Mozilla Firefox 77 Is Now Available for Download, Here’s What’s New

Mozilla Firefox 77

Mozilla released today the Firefox 77 web browser for all supported platforms, including Linux. This is a monthly update that brings various improvements and security fixes.

Highlights of the Firefox 77 release include improved accessibility by allowing screen reader users to access the applications list in Firefox Options, providing labels for date/time inputs for users of accessibility tools and updated text in the JAWS screen reader for some live regions.

This release also implements support for viewing and managing web certificates via a new about:certificate page, and adds Pocket recommendations on the New Tab page for users located in the United Kingdom (UK).

Among other changes, Firefox 77 removes the browser.urlbar.oneOffSearches preference. Users will now have to uncheck the search engines on the One-Click Search Engines option in the about:preferences#search page if they want to hide the one-off search buttons.

For web developers, Firefox 77 brings support for the String.prototype.replaceAll() JavaScript API , which lets them return a new string with all matches to the provided pattern while preserving the original string, as well as faster loading and stepping through sources in the JavaScript debugger and more reliable source map support.

Several security vulnerabilities were fixed in this release, including a timing attack on DSA signatures discovered in the NSS library, a use-after-free in SharedWorkerService, a JavaScript type confusion with NativeTypes, an URL spoofing issue that occurred when using IP addresses, a memory leak in WebRender when using the border-image CSS directive, and some memory safety bugs.

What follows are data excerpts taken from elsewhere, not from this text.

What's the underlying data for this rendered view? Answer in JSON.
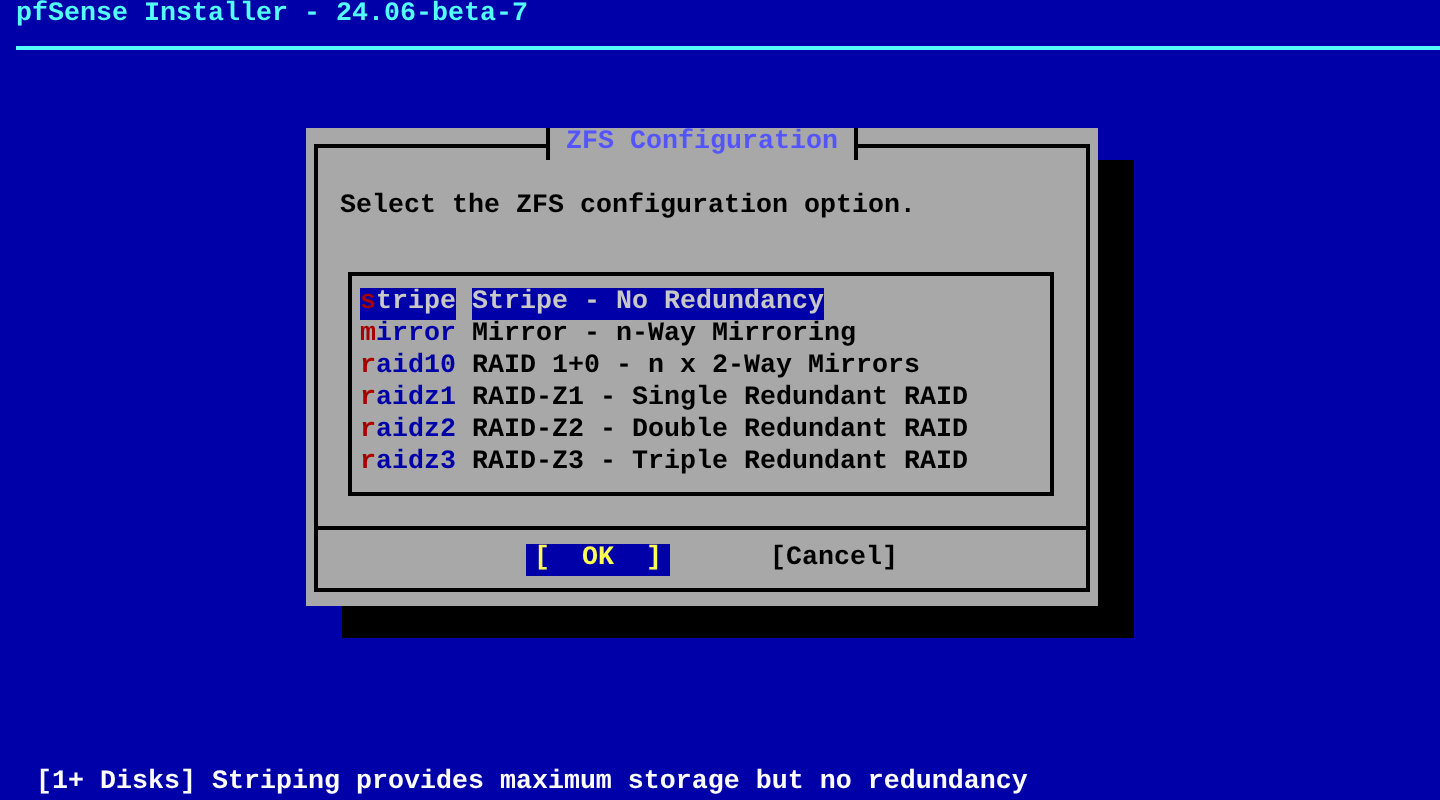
{
  "window": {
    "title": "pfSense Installer - 24.06-beta-7"
  },
  "dialog": {
    "title": "ZFS Configuration",
    "prompt": "Select the ZFS configuration option.",
    "options": [
      {
        "tag": "stripe",
        "description": "Stripe - No Redundancy",
        "selected": true
      },
      {
        "tag": "mirror",
        "description": "Mirror - n-Way Mirroring",
        "selected": false
      },
      {
        "tag": "raid10",
        "description": "RAID 1+0 - n x 2-Way Mirrors",
        "selected": false
      },
      {
        "tag": "raidz1",
        "description": "RAID-Z1 - Single Redundant RAID",
        "selected": false
      },
      {
        "tag": "raidz2",
        "description": "RAID-Z2 - Double Redundant RAID",
        "selected": false
      },
      {
        "tag": "raidz3",
        "description": "RAID-Z3 - Triple Redundant RAID",
        "selected": false
      }
    ],
    "buttons": [
      {
        "label": "[  OK  ]",
        "selected": true
      },
      {
        "label": "[Cancel]",
        "selected": false
      }
    ]
  },
  "status_bar": "[1+ Disks] Striping provides maximum storage but no redundancy"
}
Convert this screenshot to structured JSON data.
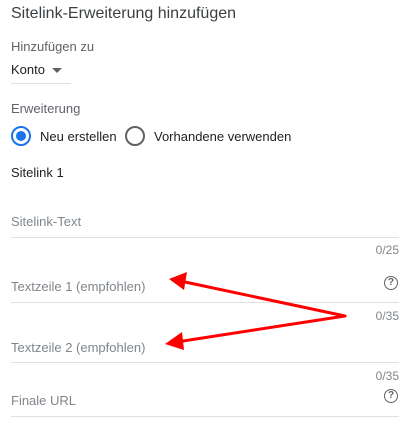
{
  "title": "Sitelink-Erweiterung hinzufügen",
  "add_to": {
    "label": "Hinzufügen zu",
    "selected": "Konto"
  },
  "extension": {
    "label": "Erweiterung",
    "options": [
      {
        "label": "Neu erstellen",
        "selected": true
      },
      {
        "label": "Vorhandene verwenden",
        "selected": false
      }
    ]
  },
  "sitelink": {
    "heading": "Sitelink 1",
    "fields": [
      {
        "placeholder": "Sitelink-Text",
        "counter": "0/25"
      },
      {
        "placeholder": "Textzeile 1 (empfohlen)",
        "counter": "0/35",
        "help": "?"
      },
      {
        "placeholder": "Textzeile 2 (empfohlen)",
        "counter": "0/35"
      },
      {
        "placeholder": "Finale URL",
        "help": "?"
      }
    ]
  },
  "colors": {
    "accent": "#1a73e8",
    "annotation_arrow": "#ff0000"
  }
}
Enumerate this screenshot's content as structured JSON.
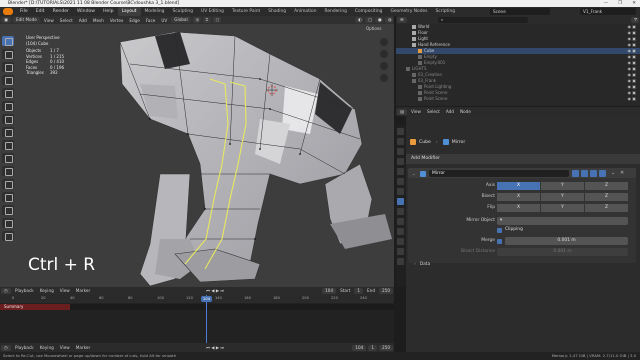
{
  "title": "Blender* [D:\\TUTORIALS\\2021 11 08 Blender Course\\BC\\doushka 3_1.blend]",
  "window_buttons": [
    "—",
    "❐",
    "✕"
  ],
  "menu": [
    "File",
    "Edit",
    "Render",
    "Window",
    "Help"
  ],
  "workspaces": [
    "Layout",
    "Modeling",
    "Sculpting",
    "UV Editing",
    "Texture Paint",
    "Shading",
    "Animation",
    "Rendering",
    "Compositing",
    "Geometry Nodes",
    "Scripting"
  ],
  "active_workspace": "Layout",
  "scene": "Scene",
  "view_layer": "V1_Frank",
  "viewport": {
    "mode": "Edit Mode",
    "header_menus": [
      "View",
      "Select",
      "Add",
      "Mesh",
      "Vertex",
      "Edge",
      "Face",
      "UV"
    ],
    "transform": "Global",
    "options": "Options",
    "view_name": "User Perspective",
    "object_name": "(104) Cube",
    "stats": [
      {
        "k": "Objects",
        "v": "1 / 7"
      },
      {
        "k": "Vertices",
        "v": "1 / 215"
      },
      {
        "k": "Edges",
        "v": "0 / 410"
      },
      {
        "k": "Faces",
        "v": "0 / 196"
      },
      {
        "k": "Triangles",
        "v": "392"
      }
    ],
    "shortcut_overlay": "Ctrl + R"
  },
  "timeline": {
    "menus": [
      "Playback",
      "Keying",
      "View",
      "Marker"
    ],
    "current_frame": "104",
    "start_label": "Start",
    "start": "1",
    "end_label": "End",
    "end": "250",
    "ticks": [
      "0",
      "20",
      "40",
      "60",
      "80",
      "100",
      "120",
      "140",
      "160",
      "180",
      "200",
      "220",
      "240"
    ],
    "summary": "Summary"
  },
  "timeline_footer": {
    "menus": [
      "Playback",
      "Keying",
      "View",
      "Marker"
    ],
    "current_frame": "104",
    "start": "1",
    "end": "250"
  },
  "status_left": "Select to Re-Cut, use Mousewheel or page up/down for number of cuts, hold Alt for smooth",
  "status_right": "Memory: 1.47 GiB | VRAM: 2.7/11.0 GiB | 3.0",
  "outliner": {
    "rows": [
      {
        "label": "World",
        "indent": 2,
        "dim": false,
        "sel": false
      },
      {
        "label": "Floor",
        "indent": 2,
        "dim": false,
        "sel": false
      },
      {
        "label": "Light",
        "indent": 2,
        "dim": false,
        "sel": false
      },
      {
        "label": "Hand Reference",
        "indent": 2,
        "dim": false,
        "sel": false
      },
      {
        "label": "Cube",
        "indent": 3,
        "dim": false,
        "sel": true
      },
      {
        "label": "Empty",
        "indent": 3,
        "dim": true,
        "sel": false
      },
      {
        "label": "Empty.001",
        "indent": 3,
        "dim": true,
        "sel": false
      },
      {
        "label": "LIGHTS",
        "indent": 1,
        "dim": true,
        "sel": false
      },
      {
        "label": "03_Creation",
        "indent": 2,
        "dim": true,
        "sel": false
      },
      {
        "label": "03_Frank",
        "indent": 2,
        "dim": true,
        "sel": false
      },
      {
        "label": "Point Lighting",
        "indent": 3,
        "dim": true,
        "sel": false
      },
      {
        "label": "Point Scene",
        "indent": 3,
        "dim": true,
        "sel": false
      },
      {
        "label": "Point Scene",
        "indent": 3,
        "dim": true,
        "sel": false
      }
    ]
  },
  "properties": {
    "header_menus": [
      "View",
      "Select",
      "Add",
      "Node"
    ],
    "breadcrumb": {
      "object": "Cube",
      "modifier": "Mirror"
    },
    "add_modifier": "Add Modifier",
    "modifier": {
      "name": "Mirror",
      "axis_label": "Axis",
      "bisect_label": "Bisect",
      "flip_label": "Flip",
      "axes": [
        "X",
        "Y",
        "Z"
      ],
      "axis_active": "X",
      "mirror_object_label": "Mirror Object",
      "clipping_label": "Clipping",
      "merge_label": "Merge",
      "merge_value": "0.001 m",
      "bisect_distance_label": "Bisect Distance",
      "bisect_distance_value": "0.001 m",
      "data_label": "Data"
    }
  },
  "colors": {
    "accent": "#4772b3",
    "selection_wire": "#ffa000",
    "seam": "#e8e860"
  }
}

As usual, you can download the latest Firefox release from the official website, but, as usual, I highly recommend you to upgrade your installations from the stable software repositories of your favorite GNU/Linux distribution when the Firefox 77 packages pop up.

The next release, Firefox 78, is expected at the end of the month on June 30th, and it’s available for public beta testing right now.

Update 03/05/20: Mozilla released Firefox 77.0.1 a day after the 77.0 release to disable automatic selection of DNS over HTTPS providers to enable wider deployment in a more controlled way.